Research Interests

Overview of Research Interests

There are currently 55 academic hydrologists affiliated with the University of Saskatchewan, along with many more researchers, fellows and graduate students working on the subject. Hydrologists are to be found in the following departments:

We additionally have very close links with Environment and Climate Change Canada's Water Science & Technology Directorate through their National Hydrology Research Centre, which is immediately adjacent to the campus, and at which a number of faculty members are based. Other links also exist with the Saskatchewan Research Council and the Western Watersheds Climate Research Collaborative.

The Centre for Hydrology contributes to the Global Institute for Water Security which coordinates a wide range of water studies and science on campus and to the NSERC CREATE training programme in Food and Water Nexus. The Centre coordinates the Global Water Futures Observatories (GWFO) secretariat and some research facilities in the Canadian Rockies and Prairies.

Current Research

Hydrology and Climate

Research on global water and energy cycling, hydrometeorology, hydrology in climate and weather models, hydrological modelling, climate change impacts on water resources.

Cryospheric Hydrology Processes

Research on cold regions hydrology covers the complex interactions between atmospheric, cryospheric and hydrological domains, and their effect on streamflow, ecosystems and meteorology.

Water Resources of Western and Northern Canada

Research on the water resources of the major river basins of western and northern Canada, water management, drought, flooding, wetlands, groundwater, irrigation, cumulative effects assessment, soil water relationships, plant-water relationships, forest hydrology.

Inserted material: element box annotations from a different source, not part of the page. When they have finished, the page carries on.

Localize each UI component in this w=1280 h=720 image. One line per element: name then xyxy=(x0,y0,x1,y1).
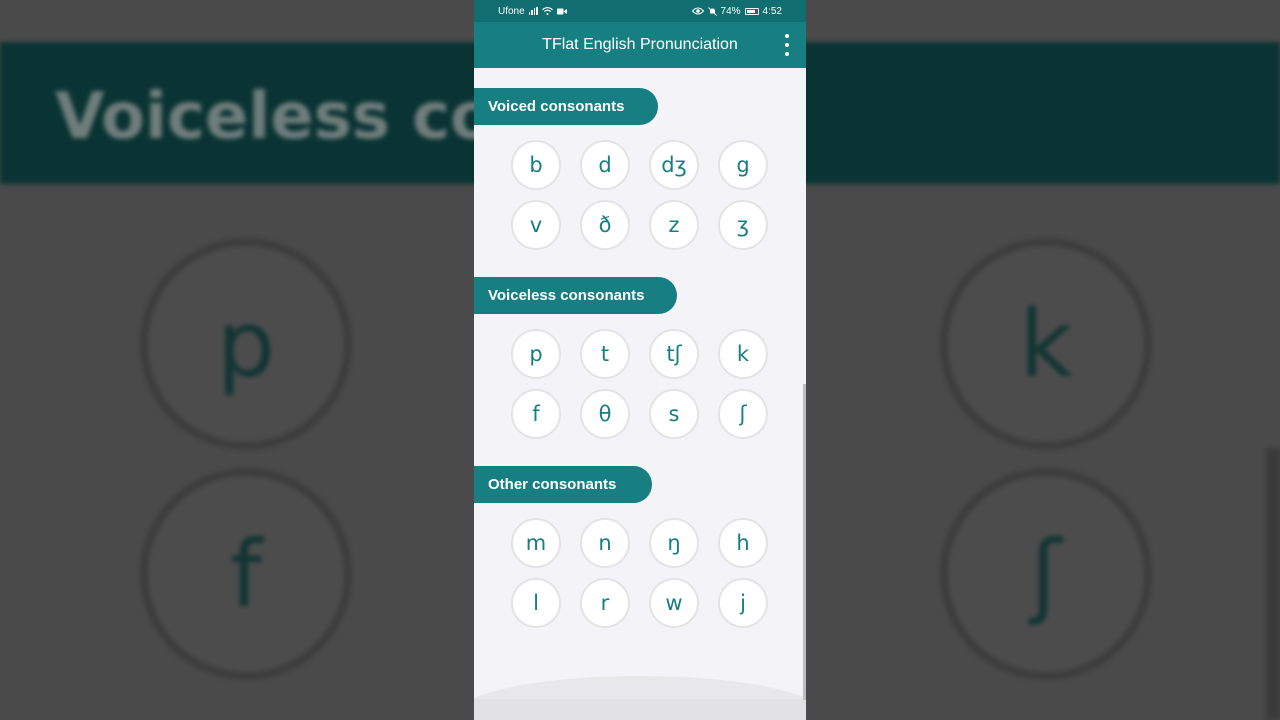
symbol-button[interactable]: l xyxy=(511,578,561,628)
symbol-button[interactable]: r xyxy=(580,578,630,628)
symbol-button[interactable]: tʃ xyxy=(649,329,699,379)
scrollbar[interactable] xyxy=(803,384,806,700)
background-symbol-circle: ʃ xyxy=(940,468,1152,680)
symbol-button[interactable]: j xyxy=(718,578,768,628)
background-symbol-circle: f xyxy=(140,468,352,680)
app-bar: TFlat English Pronunciation xyxy=(474,22,806,68)
background-symbol-circle: p xyxy=(140,238,352,450)
wifi-icon xyxy=(541,7,553,15)
symbol-button[interactable]: f xyxy=(511,389,561,439)
symbol-button[interactable]: d xyxy=(580,140,630,190)
eye-icon xyxy=(691,7,704,15)
battery-icon xyxy=(744,7,759,15)
background-symbol-circle: k xyxy=(940,238,1152,450)
carrier-name: Ufone xyxy=(498,5,525,17)
symbol-button[interactable]: g xyxy=(718,140,768,190)
symbol-button[interactable]: ŋ xyxy=(649,518,699,568)
symbol-button[interactable]: b xyxy=(511,140,561,190)
symbol-button[interactable]: ð xyxy=(580,200,630,250)
section-header-voiceless: Voiceless consonants xyxy=(474,277,677,314)
symbol-button[interactable]: z xyxy=(649,200,699,250)
background-edge xyxy=(1266,448,1280,720)
symbol-button[interactable]: ʒ xyxy=(718,200,768,250)
symbol-button[interactable]: dʒ xyxy=(649,140,699,190)
section-header-other: Other consonants xyxy=(474,466,652,503)
navigation-bar xyxy=(474,699,806,720)
symbol-button[interactable]: ʃ xyxy=(718,389,768,439)
app-title: TFlat English Pronunciation xyxy=(542,36,738,53)
symbol-button[interactable]: θ xyxy=(580,389,630,439)
symbol-button[interactable]: w xyxy=(649,578,699,628)
clock: 4:52 xyxy=(762,5,782,17)
status-bar: Ufone 74% 4:52 xyxy=(474,0,806,22)
symbol-button[interactable]: p xyxy=(511,329,561,379)
symbol-button[interactable]: k xyxy=(718,329,768,379)
more-vert-icon xyxy=(785,34,789,38)
signal-icon xyxy=(528,7,538,15)
symbol-button[interactable]: v xyxy=(511,200,561,250)
symbol-button[interactable]: t xyxy=(580,329,630,379)
symbol-button[interactable]: n xyxy=(580,518,630,568)
battery-percent: 74% xyxy=(720,5,741,17)
more-options-button[interactable] xyxy=(780,34,794,56)
section-header-voiced: Voiced consonants xyxy=(474,88,658,125)
video-record-icon xyxy=(556,8,567,14)
mute-bell-icon xyxy=(707,6,717,16)
symbol-button[interactable]: m xyxy=(511,518,561,568)
symbol-button[interactable]: s xyxy=(649,389,699,439)
symbol-button[interactable]: h xyxy=(718,518,768,568)
phone-screen: Ufone 74% 4:52 TFlat English Pronunciati… xyxy=(474,0,806,720)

Hydroecology and Water Quality

Research on drinking water supplies, aquatic ecology, agricultural water quality, water pathways, pollutant effects on aquatic ecosystem health, development of software tools to relate changes in water quality and quantity to human development.

Effects of the Mining Sector on Water Resources

Research on mine reclamation with respect to water quality and quantity on uranium mines, oilsands, potash mines, pipelines, northern development. Research on the effects of the discharges of mine effluents on aquatic biota and water quality.

 

Global Water Futures Observatories

Global Water Futures Observatories (GWFO) is Canada's premier freshwater research facility, funded in part through the Canada Foundation for Innovation (CFI) Major Science Initiatives (MSI). GWFO supports critical water research to safeguard Canadian water resources in an era of rapid change by operating instrumented research basins across Canada that are supported by deployable measurement systems for specialized field data acquisition and state-of-the-art water laboratories for detailed water quality, biological, and other analyses.